Abstract:
The research group of Professor Rikinari Hanayama including doctoral students of the Graduate School of Medical Sciences at Kanazawa University, Tuan Duc Nguyen and Yuji Miyatake (currently a research fellow at The Institute of Medical Sciences, Tokai University) and two others identified a protein that causes adipose tissue loss in cancer-associated cachexia*1).
Cancer-associated cachexia is characterized by a reduction of body weight and atrophy accompanied with progression of cancer and is found in about 80% of patients with progressive cancer. Since cancer-associated cachexia causes various problems such as difficulty in walking and diminished effectiveness of anti-cancer drug treatment, elucidation of the mechanism and development of prevention methods are needed.

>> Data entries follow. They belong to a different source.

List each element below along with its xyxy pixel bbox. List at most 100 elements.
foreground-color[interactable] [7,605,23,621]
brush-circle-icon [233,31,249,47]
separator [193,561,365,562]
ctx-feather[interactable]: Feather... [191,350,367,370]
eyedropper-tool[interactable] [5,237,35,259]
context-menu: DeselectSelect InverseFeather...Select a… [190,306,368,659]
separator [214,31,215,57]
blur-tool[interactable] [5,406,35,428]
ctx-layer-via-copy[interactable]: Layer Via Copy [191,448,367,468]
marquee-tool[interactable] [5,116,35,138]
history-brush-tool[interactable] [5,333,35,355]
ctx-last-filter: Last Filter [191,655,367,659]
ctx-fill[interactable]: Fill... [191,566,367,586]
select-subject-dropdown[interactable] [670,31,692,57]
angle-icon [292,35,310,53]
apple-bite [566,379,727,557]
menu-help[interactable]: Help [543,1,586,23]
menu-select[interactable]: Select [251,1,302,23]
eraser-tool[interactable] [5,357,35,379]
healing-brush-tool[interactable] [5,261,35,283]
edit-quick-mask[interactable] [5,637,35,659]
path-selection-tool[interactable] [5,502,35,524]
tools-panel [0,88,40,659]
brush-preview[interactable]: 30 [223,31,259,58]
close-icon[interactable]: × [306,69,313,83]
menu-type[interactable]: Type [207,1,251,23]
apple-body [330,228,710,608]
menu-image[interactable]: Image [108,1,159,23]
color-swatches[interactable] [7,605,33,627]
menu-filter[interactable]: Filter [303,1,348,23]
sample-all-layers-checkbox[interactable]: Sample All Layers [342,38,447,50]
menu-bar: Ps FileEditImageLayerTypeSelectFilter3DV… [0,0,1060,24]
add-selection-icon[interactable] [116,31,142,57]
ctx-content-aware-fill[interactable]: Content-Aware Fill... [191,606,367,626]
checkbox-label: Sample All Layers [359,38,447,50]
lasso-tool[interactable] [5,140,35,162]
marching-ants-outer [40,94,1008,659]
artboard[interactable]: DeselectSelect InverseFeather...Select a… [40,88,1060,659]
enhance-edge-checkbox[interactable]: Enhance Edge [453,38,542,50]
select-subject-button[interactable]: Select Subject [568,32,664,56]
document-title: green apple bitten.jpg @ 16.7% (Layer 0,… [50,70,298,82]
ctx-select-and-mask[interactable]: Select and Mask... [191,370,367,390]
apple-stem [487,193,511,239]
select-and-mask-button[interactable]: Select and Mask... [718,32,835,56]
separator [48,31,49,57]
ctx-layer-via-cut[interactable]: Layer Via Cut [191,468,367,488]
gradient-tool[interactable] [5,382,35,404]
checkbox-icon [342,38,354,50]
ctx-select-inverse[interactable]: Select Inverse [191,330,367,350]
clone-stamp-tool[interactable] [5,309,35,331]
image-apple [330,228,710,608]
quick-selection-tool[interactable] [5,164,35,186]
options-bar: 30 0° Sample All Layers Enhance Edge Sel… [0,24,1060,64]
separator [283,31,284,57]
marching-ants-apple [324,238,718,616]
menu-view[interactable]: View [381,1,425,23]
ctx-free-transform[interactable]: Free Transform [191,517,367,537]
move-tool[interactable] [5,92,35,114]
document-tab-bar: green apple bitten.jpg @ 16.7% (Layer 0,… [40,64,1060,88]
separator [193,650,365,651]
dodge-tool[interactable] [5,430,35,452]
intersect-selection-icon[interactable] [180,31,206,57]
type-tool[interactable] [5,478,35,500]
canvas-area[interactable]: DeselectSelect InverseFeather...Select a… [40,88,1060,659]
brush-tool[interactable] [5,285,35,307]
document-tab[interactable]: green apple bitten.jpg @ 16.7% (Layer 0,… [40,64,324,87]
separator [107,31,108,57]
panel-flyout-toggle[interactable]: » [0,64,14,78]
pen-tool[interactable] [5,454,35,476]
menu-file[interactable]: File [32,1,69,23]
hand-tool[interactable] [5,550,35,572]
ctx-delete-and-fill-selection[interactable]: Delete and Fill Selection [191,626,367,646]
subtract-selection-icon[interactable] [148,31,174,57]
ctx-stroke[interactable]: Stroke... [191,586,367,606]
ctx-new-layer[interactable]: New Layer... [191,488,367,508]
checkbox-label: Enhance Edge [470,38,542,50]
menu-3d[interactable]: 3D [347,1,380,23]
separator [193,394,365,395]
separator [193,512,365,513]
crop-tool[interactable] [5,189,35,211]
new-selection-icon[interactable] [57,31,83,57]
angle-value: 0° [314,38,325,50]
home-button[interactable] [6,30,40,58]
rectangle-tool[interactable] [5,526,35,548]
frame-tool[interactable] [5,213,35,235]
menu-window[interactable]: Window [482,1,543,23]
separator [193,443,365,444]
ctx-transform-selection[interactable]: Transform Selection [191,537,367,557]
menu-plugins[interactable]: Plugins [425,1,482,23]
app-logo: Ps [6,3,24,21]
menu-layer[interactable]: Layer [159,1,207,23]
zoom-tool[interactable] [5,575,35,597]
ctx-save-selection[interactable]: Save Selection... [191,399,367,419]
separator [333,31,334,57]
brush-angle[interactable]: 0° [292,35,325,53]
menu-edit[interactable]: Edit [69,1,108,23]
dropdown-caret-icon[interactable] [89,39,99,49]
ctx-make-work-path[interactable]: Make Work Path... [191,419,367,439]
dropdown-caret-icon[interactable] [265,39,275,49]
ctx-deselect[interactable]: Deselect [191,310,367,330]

In this study, the research group revealed that a protein called proliferin-1*2) released by cancer cells acts on adipocytes to control the inhibition of adipogenesis and the promotion of lipolysis. First, by adding culture supernatants from various cancer cells to pre-adipocytes, the culture supernatants that inhibited adipogenesis were selected (Figure. 1). Next, by fractionating and analyzing the components of the culture supernatants, proliferin-1 was identified as the protein that caused inhibition of adipogenesis. In fact, the addition of a recombinant*3) proliferin-1 to pre-adipocytes inhibited adipogenesis (Figure. 2). In addition, when proliferin-1 was added to mature adipocytes, it accelerated lipolysis of stored fat. These effects caused adipose tissue loss upon administration of proliferin-1 to mice. Furthermore, it was revealed that when cancer cells were transplanted into normal mice, adipose tissue loss was induced due to cancer-associated cachexia, but that in the case of transplantation of cancer cells deficient in proliferin-1, it was found that the loss was suppressed.
Thus, this study revealed that proliferin-1 released by cancer cells induced adipose tissue loss in cancer-associated cachexia, suggesting a possibility of improvement of cancer-associated cachexia by inhibiting proliferin-1 function. It is expected that further research and development of proliferin-1 as a therapeutic target will be explored for improvement of QOL*4) and prognosis of cancer patients.
The research results were published as an “Accepted Article” in the journal “International Journal of Cancer” of the Union for International Cancer Control (UICC) on November 30, 2020.
Figure1. Inhibition of adipogenesis by culture supernatant of cancer cells.
Fat stored in pre-adipocytes was detected with a red dye. Adipogenesis was significantly inhibited by the addition of culture supernatant of breast cancer cells as compared with the control.
Figure2. Inhibition of adipogenesis by proliferin-1.
The amount of stored fat of pre-adipocytes was measured 5 days after addition of recombinant proliferin-1. Relative ratio with the control without any addition is shown. (*p < 0.01; **p < 0.05)
Figure3. Reduction of adipose tissue loss in cancer cells expressing proliferin-1.
Transplantation of wild-type (WT) cancer cells into mice reduced the weight of gonadal adipose tissue compared to the non-transplanted control group (PBS). On the other hand, transplantation of cancer cells deficient in proliferin-1 (Plf-1 KO) suppressed the reduction. However, re-expression of proliferin-1 (Plf-1 KO + Plf-1) re-induced adipose tissue weight reduction. (*p < 0.01)
[Glossary]
*1) Cancer-associated cachexia
A syndrome characterized by loss of adipose tissue and skeletal muscle and body weight is lost due to the morbidity of cancer, which is not fully reversed by normal nutritional support.
*2) Proliferin-1
A protein identified as a placental hormone. Functions such as, e.g. in angiogenesis have been reported.
*3) Recombinant protein
A protein produced in a large quantity by recombinant DNA technology.
*4) QOL
Acronym of Quality of Life, meaning the physical, mental and social quality of life of the patient.
Article
Tumor‐secreted proliferin‐1 regulates adipogenesis and lipolysis in cachexia
Journal: International Journal of Cancer
Authors: Tuan Duc Nguyen, Yuji Miyatake, Takeshi Yoshida, Hironori Kawahara, Rikinari Hanayama
DOI: 10.1002/ijc.33418
Funder
This work was supported by the Core Research for Evolutional Science and Technology (CREST) from Japan Science and Technology Agency (JST) (JPMJCR18H4), Grants‐in‐Aid for Scientific Research (KAKENHI) from the Ministry of Education, Culture, Sports, Science and Technology (MEXT) (19H03433), and the World Premier International Research Center Initiative (WPI), MEXT, Japan.